Mount Jefferson summit with Mount Washington in the background, in winter 2020
Credit: Kimberly Scholle

For starters, I see an opportunity to connect to our deeper, precolonial memory, the memory that was stolen from us, as well as a chance to celebrate the achievements of the Black community and to grieve and address the suffering we have experienced in this land. And, in the process of remembering, we can develop a unique ritual and a new memory, on our own terms. We experience the joy of letting go, and embracing our freedom as we are nurtured by earth and its creatures, by the air and the water. For years, I’ve been helping people of all races experience the backcountry, and it’s especially rewarding when I can show Black and Brown folks they can do an outdoor activity that they previously didn’t realize they already had the ability and the resources to accomplish.

Like my ancestors before me, my deeply felt sense of comfort and belonging within nature is rarely interrupted, but when it is, it is by white folks’ assumptions and behaviors, stemming from their social location. In a highly trafficked social media forum associated with my beloved White Mountains, a thread recently devolved into racist ugliness on the topic of Black Lives Matter and outdoor inclusion. I won’t get into the gloomiest details here, but a simple comment struck me. Someone said something along the lines of “If you care about this issue so much, don’t protest; take ‘them’ on a hike instead.” The statement may have been well intended, but it reveals a certain level of power, control, and condescension. Friend, I don’t want to be taken on a hike. I appreciate the welcoming gesture, but I don't want to be paternalistically ”included,” and I’m not here in the mountains to solve a diversity problem. I’m here to lead. I am a co-steward of the land and a cocreator of a wilderness culture that we shape and direct together.

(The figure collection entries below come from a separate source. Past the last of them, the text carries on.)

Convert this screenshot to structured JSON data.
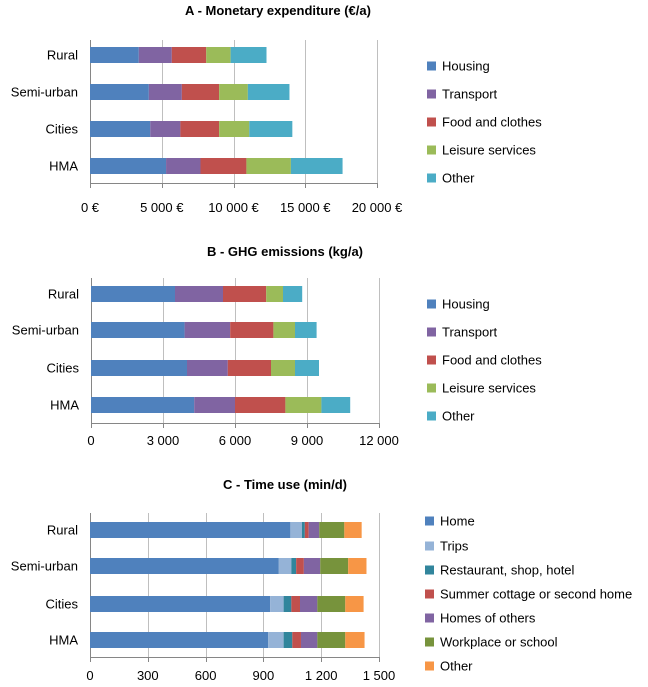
{
  "chart_data": [
    {
      "type": "bar",
      "orientation": "horizontal",
      "stacked": true,
      "title": "A - Monetary expenditure (€/a)",
      "categories": [
        "Rural",
        "Semi-urban",
        "Cities",
        "HMA"
      ],
      "series": [
        {
          "name": "Housing",
          "color": "#4F81BD",
          "values": [
            3400,
            4100,
            4200,
            5300
          ]
        },
        {
          "name": "Transport",
          "color": "#8064A2",
          "values": [
            2300,
            2300,
            2100,
            2400
          ]
        },
        {
          "name": "Food and clothes",
          "color": "#C0504D",
          "values": [
            2400,
            2600,
            2700,
            3200
          ]
        },
        {
          "name": "Leisure services",
          "color": "#9BBB59",
          "values": [
            1700,
            2000,
            2100,
            3100
          ]
        },
        {
          "name": "Other",
          "color": "#4BACC6",
          "values": [
            2500,
            2900,
            3000,
            3600
          ]
        }
      ],
      "xlim": [
        0,
        20000
      ],
      "xticks": [
        0,
        5000,
        10000,
        15000,
        20000
      ],
      "xtick_labels": [
        "0 €",
        "5 000 €",
        "10 000 €",
        "15 000 €",
        "20 000 €"
      ],
      "grid": true
    },
    {
      "type": "bar",
      "orientation": "horizontal",
      "stacked": true,
      "title": "B - GHG emissions (kg/a)",
      "categories": [
        "Rural",
        "Semi-urban",
        "Cities",
        "HMA"
      ],
      "series": [
        {
          "name": "Housing",
          "color": "#4F81BD",
          "values": [
            3500,
            3900,
            4000,
            4300
          ]
        },
        {
          "name": "Transport",
          "color": "#8064A2",
          "values": [
            2000,
            1900,
            1700,
            1700
          ]
        },
        {
          "name": "Food and clothes",
          "color": "#C0504D",
          "values": [
            1800,
            1800,
            1800,
            2100
          ]
        },
        {
          "name": "Leisure services",
          "color": "#9BBB59",
          "values": [
            700,
            900,
            1000,
            1500
          ]
        },
        {
          "name": "Other",
          "color": "#4BACC6",
          "values": [
            800,
            900,
            1000,
            1200
          ]
        }
      ],
      "xlim": [
        0,
        12000
      ],
      "xticks": [
        0,
        3000,
        6000,
        9000,
        12000
      ],
      "xtick_labels": [
        "0",
        "3 000",
        "6 000",
        "9 000",
        "12 000"
      ],
      "grid": true
    },
    {
      "type": "bar",
      "orientation": "horizontal",
      "stacked": true,
      "title": "C - Time use (min/d)",
      "categories": [
        "Rural",
        "Semi-urban",
        "Cities",
        "HMA"
      ],
      "series": [
        {
          "name": "Home",
          "color": "#4F81BD",
          "values": [
            1040,
            980,
            935,
            925
          ]
        },
        {
          "name": "Trips",
          "color": "#95B3D7",
          "values": [
            60,
            65,
            70,
            80
          ]
        },
        {
          "name": "Restaurant, shop, hotel",
          "color": "#31859C",
          "values": [
            15,
            25,
            40,
            45
          ]
        },
        {
          "name": "Summer cottage or second home",
          "color": "#C0504D",
          "values": [
            20,
            40,
            45,
            45
          ]
        },
        {
          "name": "Homes of others",
          "color": "#8064A2",
          "values": [
            55,
            85,
            90,
            85
          ]
        },
        {
          "name": "Workplace or school",
          "color": "#77933C",
          "values": [
            130,
            145,
            145,
            145
          ]
        },
        {
          "name": "Other",
          "color": "#F79646",
          "values": [
            90,
            95,
            95,
            100
          ]
        }
      ],
      "xlim": [
        0,
        1500
      ],
      "xticks": [
        0,
        300,
        600,
        900,
        1200,
        1500
      ],
      "xtick_labels": [
        "0",
        "300",
        "600",
        "900",
        "1 200",
        "1 500"
      ],
      "grid": true
    }
  ]
}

Paddling through Rhode Island waterways two weeks ago, a white man in a mini-yacht asked if my friends and I were the “Black Lives Matter parade” and then proceeded to declare, but with no command of brevity, that “all lives matter.” In keeping with an age-old American dynamic of suspicion, when I’m traveling with white friends, I seem to not be singled out by other white people we encounter. Perhaps, to these strangers, my white friends normalize or validate my Black presence. I’ve assimilated into their context. But if I’m with other Black people, in these mountain towns or on the trail, I’m perceived as a curiosity or a threat.

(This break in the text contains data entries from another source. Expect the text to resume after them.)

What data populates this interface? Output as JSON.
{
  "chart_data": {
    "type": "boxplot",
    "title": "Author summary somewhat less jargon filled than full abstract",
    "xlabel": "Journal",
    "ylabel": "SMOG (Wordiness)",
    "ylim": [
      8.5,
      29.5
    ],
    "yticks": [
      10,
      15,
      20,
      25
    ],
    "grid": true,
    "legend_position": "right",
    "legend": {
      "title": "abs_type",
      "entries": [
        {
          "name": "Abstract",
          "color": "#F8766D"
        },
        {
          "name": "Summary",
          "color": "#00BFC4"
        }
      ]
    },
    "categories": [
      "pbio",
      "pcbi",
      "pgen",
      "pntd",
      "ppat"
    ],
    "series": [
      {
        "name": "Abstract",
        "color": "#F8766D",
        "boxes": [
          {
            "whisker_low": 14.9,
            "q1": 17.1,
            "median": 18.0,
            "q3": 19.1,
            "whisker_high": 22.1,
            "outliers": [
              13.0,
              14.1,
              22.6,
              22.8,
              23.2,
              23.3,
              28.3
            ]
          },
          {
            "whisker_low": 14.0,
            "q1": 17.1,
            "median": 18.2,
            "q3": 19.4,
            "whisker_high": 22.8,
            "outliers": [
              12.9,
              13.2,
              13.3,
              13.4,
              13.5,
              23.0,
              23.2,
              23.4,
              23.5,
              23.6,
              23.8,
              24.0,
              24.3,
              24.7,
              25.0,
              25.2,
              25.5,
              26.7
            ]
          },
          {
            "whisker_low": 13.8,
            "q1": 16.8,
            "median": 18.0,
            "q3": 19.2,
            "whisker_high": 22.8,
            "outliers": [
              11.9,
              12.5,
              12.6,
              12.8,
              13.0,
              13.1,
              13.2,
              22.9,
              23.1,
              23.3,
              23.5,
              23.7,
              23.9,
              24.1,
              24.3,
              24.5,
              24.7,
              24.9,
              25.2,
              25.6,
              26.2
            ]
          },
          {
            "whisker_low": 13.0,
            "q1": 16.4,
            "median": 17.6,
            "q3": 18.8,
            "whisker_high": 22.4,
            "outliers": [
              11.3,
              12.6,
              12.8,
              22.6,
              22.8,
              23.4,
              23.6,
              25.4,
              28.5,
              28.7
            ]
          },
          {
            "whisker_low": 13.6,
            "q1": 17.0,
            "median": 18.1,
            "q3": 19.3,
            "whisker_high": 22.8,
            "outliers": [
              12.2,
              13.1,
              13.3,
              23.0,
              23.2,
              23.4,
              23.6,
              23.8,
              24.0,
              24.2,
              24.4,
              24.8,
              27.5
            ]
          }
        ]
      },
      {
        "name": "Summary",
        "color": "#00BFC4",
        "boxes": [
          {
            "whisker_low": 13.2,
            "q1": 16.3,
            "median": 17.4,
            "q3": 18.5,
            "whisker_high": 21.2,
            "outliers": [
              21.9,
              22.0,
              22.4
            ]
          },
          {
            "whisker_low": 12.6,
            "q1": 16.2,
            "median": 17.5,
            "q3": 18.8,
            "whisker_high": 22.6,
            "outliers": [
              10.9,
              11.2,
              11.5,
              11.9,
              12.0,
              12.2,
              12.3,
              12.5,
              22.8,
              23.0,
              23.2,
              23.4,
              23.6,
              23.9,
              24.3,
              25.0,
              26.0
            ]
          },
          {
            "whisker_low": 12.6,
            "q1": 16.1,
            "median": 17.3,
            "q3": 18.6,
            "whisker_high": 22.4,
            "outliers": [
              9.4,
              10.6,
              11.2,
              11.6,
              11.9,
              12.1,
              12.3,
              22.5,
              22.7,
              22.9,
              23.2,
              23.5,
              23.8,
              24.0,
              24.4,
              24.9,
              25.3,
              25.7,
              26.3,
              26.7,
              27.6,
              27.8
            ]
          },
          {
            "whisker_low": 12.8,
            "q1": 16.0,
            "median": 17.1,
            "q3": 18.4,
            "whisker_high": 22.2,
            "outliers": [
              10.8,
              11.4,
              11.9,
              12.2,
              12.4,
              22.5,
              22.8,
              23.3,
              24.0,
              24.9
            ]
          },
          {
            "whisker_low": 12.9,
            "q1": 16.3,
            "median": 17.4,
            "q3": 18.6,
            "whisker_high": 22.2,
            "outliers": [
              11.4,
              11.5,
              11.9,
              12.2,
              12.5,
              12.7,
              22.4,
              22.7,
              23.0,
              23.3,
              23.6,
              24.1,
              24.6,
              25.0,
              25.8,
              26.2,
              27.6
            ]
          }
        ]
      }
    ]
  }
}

Backpacking in Bandelier National Monument, New Mexico, in fall 2019.
Credit: Left: Devon Cone. Right: Liz Stanley

More generally speaking, I have many experiences of traveling through the backcountry with white companions, really nice people, but people who had largely not examined their white identity and their buried, internalized sense of cultural superiority. They’d often speak and act as if their ways of being and knowing came from some sort of cosmic truth. It’s the tendency of whiteness to see itself as the baseline or standard, instead of one of many ways of being human. It’s a lack of recognition that being a member of the socio-politically dominant group might carry with it some blindness. Due to this seemingly benign and yet insidious white supremacy, in the form of the norm, I limit my outdoor time with white friends. It’s too draining. Like when white folks ask me, “Why don’t more Black folks hike?”—fully unaware of the societal and cultural reasons why they themselves do hike and attributing their hobby to their upbringing or their personal inclinations alone.

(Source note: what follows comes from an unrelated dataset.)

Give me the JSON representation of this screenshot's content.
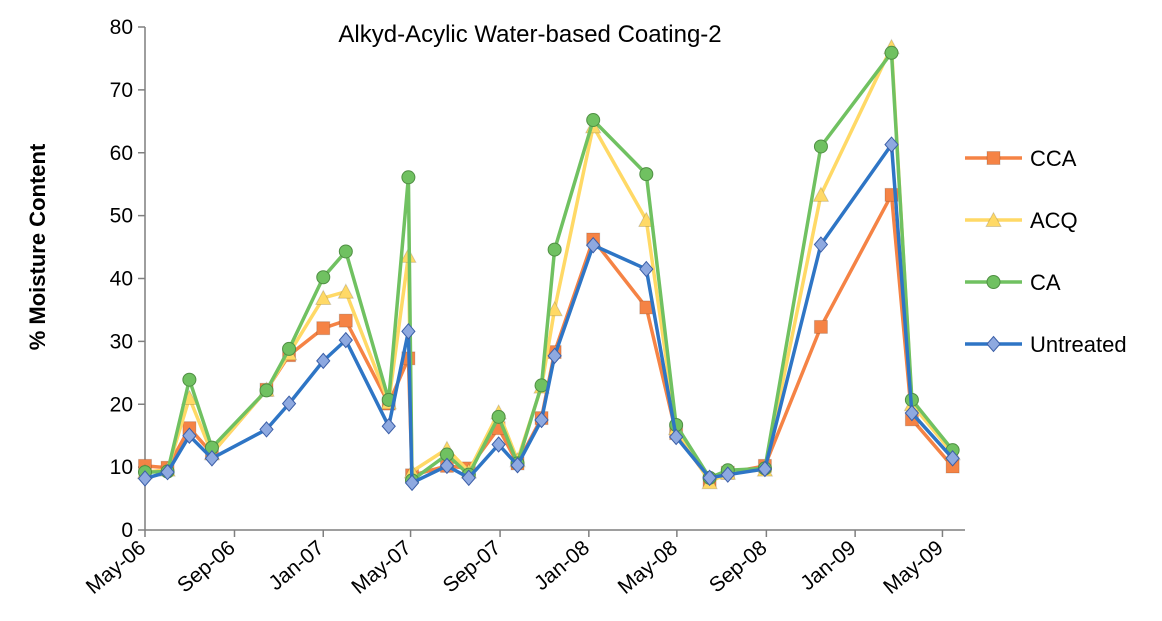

White supremacy does not overpower the call of Yemaya nor any of nature’s divine manifestations. Nature’s power can awaken latent belonging, and I’ve felt most enlivened when I’m sharing the restoration and healing of the outdoors with Black people—friends or strangers—with whom I am linked in identity and experience. I belong to the land—we all do, as we have for generations. The land gives me life and freedom, like it did quite literally for my Maroon ancestors. So when I set off into the backcountry, I am assured in my legacy and in my present, and I’m ready to share my learnings and my joy.